Un tel projet de licenciement économique a la particularité d’être soumis à un contrôle soutenu de l’administration du travail. En effet, si tout au long de la procédure de consultation, elle peut intervenir afin notamment de soumettre des observations ou propositions au sujet des mesures d’accompagnement et du déroulement de la procédure, l’employeur se doit, au terme de ladite procédure, de lui adresser l’accord collectif majoritaire et/ou le document unilatéral pour validation de l’accord ou homologation du document.

Une procédure de consultation sous le contrôle de l’administration du travail

Au sujet de l’ampleur de ce contrôle administratif, le législateur a prévu qu’il soit bien plus exigeant dans le cadre d’un document unilatéral qu’il ne l’est dans celui d’un accord collectif majoritaire (issu d’un dialogue social et signé par le ou les syndicats majoritaires dans l’entreprise).
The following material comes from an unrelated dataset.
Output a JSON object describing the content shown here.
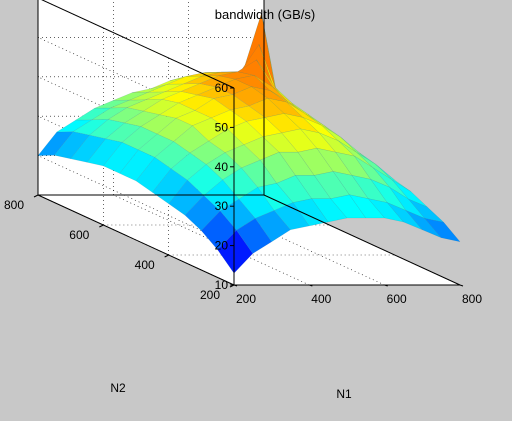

L’administration du travail dispose d’un délai de 15 jours pour notifier sa décision de validation en cas d’accord. Ce délai est de 21 jours pour homologuer un document unilatéral. En l’absence de notification de décision dans ces délais, cela vaut validation ou homologation. Dès lors que l’administration du travail a donné son accord, l’employeur peut entamer son projet de licenciements. À l’inverse, à défaut d’accord de l’administration du travail, l’employeur ne peut pas procéder valablement aux licenciements économiques. Dans ce cas, il doit consulter à nouveau le CSE après que les modifications nécessaires ont été apportées puis soumettre le projet modifié avec l’avis du CSE à l’administration du travail.

Dans le cadre de projets de licenciements économiques, les représentants du personnel jouent donc un rôle important afin de défendre la situation des salariés, que ces derniers soient concernés directement, ou indirectement par les licenciements et ses conséquences.

Ce rôle est d’autant plus conséquent en cas de licenciements économiques avec un PSE. Ainsi, il apparait primordial de bien faire respecter les pouvoirs consultatifs du CSE afin de connaitre la situation économique et sociale de l’entreprise, mais également de maitriser les règles applicables dans le cadre de tels projets.